Sheila Bair, the chairman of the Federal Deposit Insurance Corporation, said at a Senate panel last month that "flawed mortgage banking processes have potentially infected millions of foreclosures."

"The extent of the loss cannot be determined until there is a comprehensive review of the loan files and documentation of the process dealing with problem loans," she added.

Despite that appraisal, Bair, along with Treasury Secretary Timothy Geithner and Shaun Donovan, secretary of Housing and Urban Development, have said they want a quick settlement.

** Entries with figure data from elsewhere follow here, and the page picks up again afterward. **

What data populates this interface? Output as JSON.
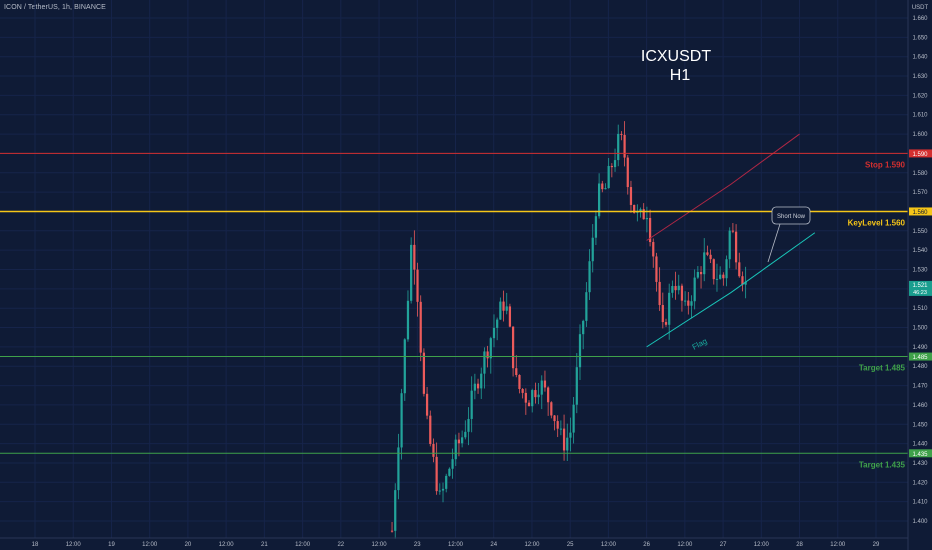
{
  "header": {
    "symbol": "ICON / TetherUS",
    "timeframe": "1h",
    "exchange": "BINANCE",
    "currency_label": "USDT"
  },
  "colors": {
    "background": "#0f1b36",
    "up": "#22a39a",
    "down": "#ec5b5b",
    "stop": "#d32f2f",
    "key": "#f5c518",
    "target": "#3fa14a",
    "current": "#1a9e8f",
    "channel_upper": "#b02745",
    "channel_lower": "#19c5b8"
  },
  "annotations": {
    "title_line1": "ICXUSDT",
    "title_line2": "H1",
    "stop_label": "Stop 1.590",
    "key_label": "KeyLevel 1.560",
    "target1_label": "Target 1.485",
    "target2_label": "Target 1.435",
    "callout": "Short Now",
    "pattern": "Flag"
  },
  "price_tags": {
    "stop": "1.590",
    "key": "1.560",
    "current": "1.521",
    "countdown": "46:23",
    "target1": "1.485",
    "target2": "1.435"
  },
  "chart_data": {
    "type": "candlestick",
    "title": "ICXUSDT H1",
    "y_axis": {
      "ylim": [
        1.393,
        1.667
      ],
      "ticks": [
        1.4,
        1.41,
        1.42,
        1.43,
        1.44,
        1.45,
        1.46,
        1.47,
        1.48,
        1.49,
        1.5,
        1.51,
        1.52,
        1.53,
        1.54,
        1.55,
        1.56,
        1.57,
        1.58,
        1.59,
        1.6,
        1.61,
        1.62,
        1.63,
        1.64,
        1.65,
        1.66
      ],
      "tick_labels": [
        "1.400",
        "1.410",
        "1.420",
        "1.430",
        "1.440",
        "1.450",
        "1.460",
        "1.470",
        "1.480",
        "1.490",
        "1.500",
        "1.510",
        "1.520",
        "1.530",
        "1.540",
        "1.550",
        "1.560",
        "1.570",
        "1.580",
        "1.590",
        "1.600",
        "1.610",
        "1.620",
        "1.630",
        "1.640",
        "1.650",
        "1.660"
      ]
    },
    "x_axis": {
      "ticks": [
        {
          "label": "18",
          "day": 18
        },
        {
          "label": "12:00",
          "day": 18.5
        },
        {
          "label": "19",
          "day": 19
        },
        {
          "label": "12:00",
          "day": 19.5
        },
        {
          "label": "20",
          "day": 20
        },
        {
          "label": "12:00",
          "day": 20.5
        },
        {
          "label": "21",
          "day": 21
        },
        {
          "label": "12:00",
          "day": 21.5
        },
        {
          "label": "22",
          "day": 22
        },
        {
          "label": "12:00",
          "day": 22.5
        },
        {
          "label": "23",
          "day": 23
        },
        {
          "label": "12:00",
          "day": 23.5
        },
        {
          "label": "24",
          "day": 24
        },
        {
          "label": "12:00",
          "day": 24.5
        },
        {
          "label": "25",
          "day": 25
        },
        {
          "label": "12:00",
          "day": 25.5
        },
        {
          "label": "26",
          "day": 26
        },
        {
          "label": "12:00",
          "day": 26.5
        },
        {
          "label": "27",
          "day": 27
        },
        {
          "label": "12:00",
          "day": 27.5
        },
        {
          "label": "28",
          "day": 28
        },
        {
          "label": "12:00",
          "day": 28.5
        },
        {
          "label": "29",
          "day": 29
        }
      ]
    },
    "levels": [
      {
        "name": "Stop",
        "value": 1.59
      },
      {
        "name": "KeyLevel",
        "value": 1.56
      },
      {
        "name": "Target",
        "value": 1.485
      },
      {
        "name": "Target",
        "value": 1.435
      }
    ],
    "current_price": 1.521,
    "channel": {
      "upper": [
        [
          26.0,
          1.545
        ],
        [
          27.1,
          1.574
        ],
        [
          28.0,
          1.6
        ]
      ],
      "lower": [
        [
          26.0,
          1.49
        ],
        [
          27.1,
          1.518
        ],
        [
          28.2,
          1.549
        ]
      ]
    },
    "candles_keypoints": [
      [
        22.67,
        1.395
      ],
      [
        22.8,
        1.47
      ],
      [
        22.93,
        1.548
      ],
      [
        23.0,
        1.52
      ],
      [
        23.1,
        1.455
      ],
      [
        23.3,
        1.41
      ],
      [
        23.45,
        1.432
      ],
      [
        23.6,
        1.445
      ],
      [
        23.8,
        1.475
      ],
      [
        24.0,
        1.5
      ],
      [
        24.15,
        1.515
      ],
      [
        24.3,
        1.47
      ],
      [
        24.45,
        1.463
      ],
      [
        24.6,
        1.472
      ],
      [
        24.75,
        1.46
      ],
      [
        24.9,
        1.44
      ],
      [
        25.0,
        1.445
      ],
      [
        25.12,
        1.488
      ],
      [
        25.25,
        1.53
      ],
      [
        25.35,
        1.568
      ],
      [
        25.45,
        1.57
      ],
      [
        25.55,
        1.585
      ],
      [
        25.65,
        1.598
      ],
      [
        25.7,
        1.592
      ],
      [
        25.8,
        1.565
      ],
      [
        25.9,
        1.555
      ],
      [
        26.0,
        1.562
      ],
      [
        26.1,
        1.535
      ],
      [
        26.2,
        1.495
      ],
      [
        26.35,
        1.527
      ],
      [
        26.5,
        1.508
      ],
      [
        26.62,
        1.522
      ],
      [
        26.75,
        1.536
      ],
      [
        26.88,
        1.528
      ],
      [
        27.0,
        1.525
      ],
      [
        27.1,
        1.553
      ],
      [
        27.2,
        1.534
      ],
      [
        27.3,
        1.521
      ]
    ]
  }
}
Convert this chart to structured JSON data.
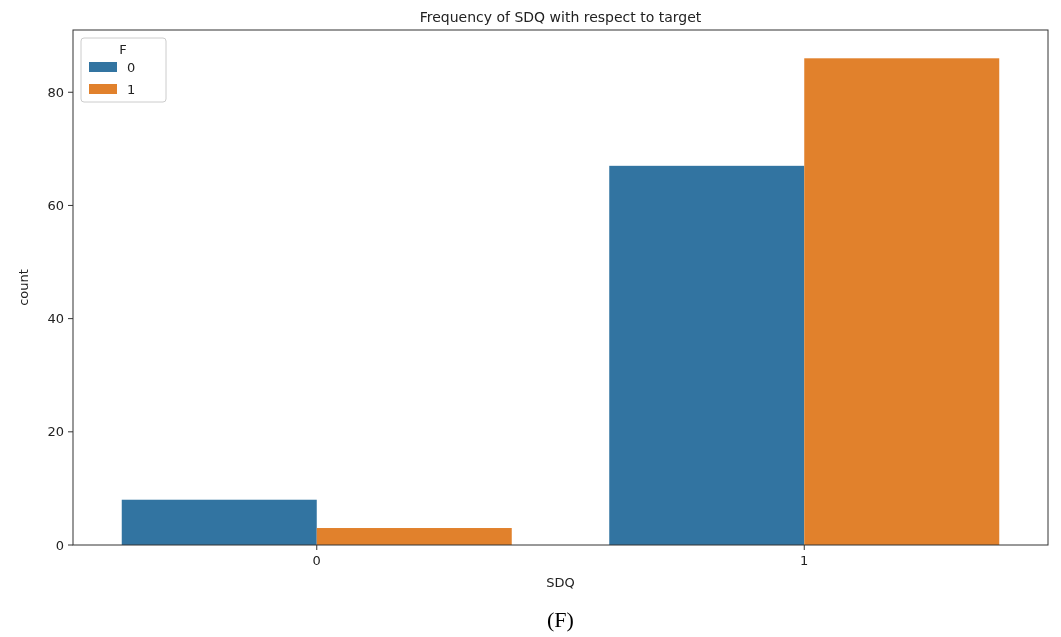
{
  "chart_data": {
    "type": "bar",
    "title": "Frequency of SDQ with respect to target",
    "xlabel": "SDQ",
    "ylabel": "count",
    "legend_title": "F",
    "legend": "top left",
    "grid": false,
    "categories": [
      "0",
      "1"
    ],
    "series": [
      {
        "name": "0",
        "color": "#3274a1",
        "values": [
          8,
          67
        ]
      },
      {
        "name": "1",
        "color": "#e1812c",
        "values": [
          3,
          86
        ]
      }
    ],
    "ylim": [
      0,
      91
    ],
    "yticks": [
      0,
      20,
      40,
      60,
      80
    ],
    "annotations": [
      "(F)"
    ]
  }
}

Schneiderman's investigation of defective mortgage practices comes on the heels of public reports that Bank of America systematically failed to transfer essential documents to other entities in the daisy chain that turned home loans into securities to be sold on Wall Street.

A review of 104 New York foreclosure cases between 2006 and 2010 where Countrywide Financial made the original loan found that the nation's once-biggest home lender did not follow proper procedures in securitizing the mortgages, according to Abigail C. Field, a New York-based attorney who wrote a column about her findings for Fortune. Bank of America purchased Countrywide in 2008.

The review "calls into question the securitization of these loans," Field wrote. She added that the findings also raise questions over the right of investors to foreclose on the borrowers who defaulted on their loans since the mortgage securities may be invalid.

In a New Jersey bankruptcy case last November, a Bank of America executive, Linda DeMartini, testified that Countrywide routinely did not convey crucial documents for loans sold to investors.

The judge cited the testimony in dismissing the bank's claim against the borrower. Bank of America later said DeMartini essentially did not know what she was talking about.

The case caused an uproar in mortgage banking and securitization circles because if Countrywide held onto essential documents -- rather than pass them onto the entity representing investors who bought their securities -- then investors could question whether the security was legal and force Bank of America to buy the investments back.

Investors in mortgage securities, which include pension funds and insurance companies, are currently embroiled in numerous lawsuits and private actions to compel banks to repurchase faulty mortgages. Some of the lawsuits raise questions over such paperwork problems.

Danny Kanner, a spokesman for Schneiderman, declined to comment.